NEWS
Banks may need Rs 84,000 cr more as RBI tightens norms on consumer loans
Lending rate for consumer loan borrowers set to increase; higher lending rates by banks to NBFCs to spill over to corporate bonds.
Lending rate for consumer loan borrowers set to increase; higher lending rates by banks to NBFCs to spill over to corporate bonds.
The Indian banking system will require Rs 84,000 crore of excess capital due to revised unsecured loans risk weights introduced by the Reserve Bank of India. This is set to increase the cost of borrowing for consumers as banks will have to set aside more capital for unsecured loans such as credit cards and small, personal loans.
The RBI wants banks to go slow on unsecured loans, which have seen a significant bulge in recent years.
According to Soumya Kanti Ghosh, Group Chief Economic Adviser, State Bank of India, the immediate impact of the enhanced risk weights is the excess capital of around Rs 84,000 crore that the banking industry would need. This means a 55-60 basis point increase in capital to risk-weighted assets ratio (CRAR).
Second, the RBI circular impacts consumer loans in general but excludes housing loans, education loans, vehicle loans and loans secured by gold and gold jewellery. Filtering out the exclusions, consumer credit was growing at 25% plus since May 2022. The share of these loans affected by the RBI move (Rs 14.8 lakh crore) make up only around 9.8% of total outstanding loans (Rs 151.5 lakh crore) as of September 2023. The impacted portion of the personal loans category is only 31 % of the total personal loans — Rs 48.3 lakh crore — SBI said in a research report.
The current regulatory steps taken by the RBI may be called countercyclical measures as these types of actions refer to the measures (both monetary and fiscal) that stabilise the business cycle by reining in economic activity during booms and bolstering it during downturns, SBI said.
The RBI on Thursday increased risk weights on unsecured personal loans, credit cards, and lending to Non-Banking Financial Companies (NBFCs) by 25 percentage points.
The decision to raise the risk weights perhaps is an attempt by the RBI to send out a strong message of addressing any incipient financial stability risks in the system, the SBI economists said in their report.
The report also said measures introduced by the RBI are in continuity with the tilt towards an expected loss-driven stress recognition system for regulated entities and the RBI's recent move to subject 15 upper layer NBFCs to greater regulatory scrutiny.
With the Reserve Bank raising the capital requirement for the lenders, the lending rate for the borrowers of unsecured consumer loans would go up. “These announcements are expected to result in higher capital requirements for the lenders and hence an increase in lending rate for borrowers.
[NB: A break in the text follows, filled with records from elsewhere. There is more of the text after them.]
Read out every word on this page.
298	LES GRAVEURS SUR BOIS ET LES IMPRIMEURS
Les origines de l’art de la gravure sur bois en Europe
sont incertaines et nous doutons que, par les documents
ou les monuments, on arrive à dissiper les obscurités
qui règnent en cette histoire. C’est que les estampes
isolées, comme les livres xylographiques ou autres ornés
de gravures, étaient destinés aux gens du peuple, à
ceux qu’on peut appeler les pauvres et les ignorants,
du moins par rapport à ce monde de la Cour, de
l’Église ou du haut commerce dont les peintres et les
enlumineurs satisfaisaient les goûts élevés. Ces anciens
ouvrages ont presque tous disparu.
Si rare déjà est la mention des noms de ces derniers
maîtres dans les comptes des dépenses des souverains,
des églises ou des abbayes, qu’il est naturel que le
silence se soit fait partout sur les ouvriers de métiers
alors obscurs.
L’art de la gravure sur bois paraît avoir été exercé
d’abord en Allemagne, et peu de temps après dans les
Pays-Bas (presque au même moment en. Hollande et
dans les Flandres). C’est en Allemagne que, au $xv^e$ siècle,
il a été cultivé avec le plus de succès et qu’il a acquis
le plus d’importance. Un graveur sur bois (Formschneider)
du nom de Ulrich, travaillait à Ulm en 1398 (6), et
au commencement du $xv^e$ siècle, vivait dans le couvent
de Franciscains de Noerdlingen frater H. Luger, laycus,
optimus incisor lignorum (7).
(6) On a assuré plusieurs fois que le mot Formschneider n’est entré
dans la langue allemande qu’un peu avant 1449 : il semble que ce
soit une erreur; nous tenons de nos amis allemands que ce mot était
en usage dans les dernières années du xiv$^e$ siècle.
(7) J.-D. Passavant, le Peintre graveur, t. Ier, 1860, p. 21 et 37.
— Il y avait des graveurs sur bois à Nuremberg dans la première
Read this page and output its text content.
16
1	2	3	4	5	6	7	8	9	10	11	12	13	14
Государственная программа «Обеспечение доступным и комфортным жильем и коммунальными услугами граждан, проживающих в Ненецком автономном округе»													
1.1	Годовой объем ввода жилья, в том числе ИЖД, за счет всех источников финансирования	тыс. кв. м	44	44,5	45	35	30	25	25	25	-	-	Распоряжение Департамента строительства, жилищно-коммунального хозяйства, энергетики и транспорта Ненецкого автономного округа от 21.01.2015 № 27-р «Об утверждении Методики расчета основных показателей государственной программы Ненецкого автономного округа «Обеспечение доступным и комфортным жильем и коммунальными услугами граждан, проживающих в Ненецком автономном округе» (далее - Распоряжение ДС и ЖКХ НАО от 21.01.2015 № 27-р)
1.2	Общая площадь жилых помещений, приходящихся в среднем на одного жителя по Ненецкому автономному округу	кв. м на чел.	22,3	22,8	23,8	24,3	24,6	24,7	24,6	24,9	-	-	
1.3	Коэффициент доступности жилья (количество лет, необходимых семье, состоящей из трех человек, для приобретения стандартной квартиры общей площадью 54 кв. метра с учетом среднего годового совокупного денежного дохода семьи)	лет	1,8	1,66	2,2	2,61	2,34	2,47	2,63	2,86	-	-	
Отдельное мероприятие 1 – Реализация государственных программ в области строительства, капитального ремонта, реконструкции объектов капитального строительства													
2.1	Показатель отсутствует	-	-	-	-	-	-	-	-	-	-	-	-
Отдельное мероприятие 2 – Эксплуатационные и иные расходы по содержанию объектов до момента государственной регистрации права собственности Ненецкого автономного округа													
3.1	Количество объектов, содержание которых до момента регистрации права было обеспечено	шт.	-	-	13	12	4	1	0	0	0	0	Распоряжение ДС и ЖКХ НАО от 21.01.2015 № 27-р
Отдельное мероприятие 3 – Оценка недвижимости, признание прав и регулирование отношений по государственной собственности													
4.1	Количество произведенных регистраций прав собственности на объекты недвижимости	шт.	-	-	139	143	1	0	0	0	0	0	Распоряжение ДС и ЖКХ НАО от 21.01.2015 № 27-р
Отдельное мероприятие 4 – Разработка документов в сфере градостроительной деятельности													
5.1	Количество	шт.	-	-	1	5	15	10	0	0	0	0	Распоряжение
These higher lending rates by banks to non-banks could also spill over to corporate bonds by way of higher yields and widening of credit spreads for non-banks,” said Karthik Srinivasan, Senior VP & Group Head, Financial Sector Ratings, ICRA.
The higher capital requirement is expected to moderate the growth of unsecured loans. It is also likely to limit the spread of any such systemic risks in the banking sector on lending to NBFCs.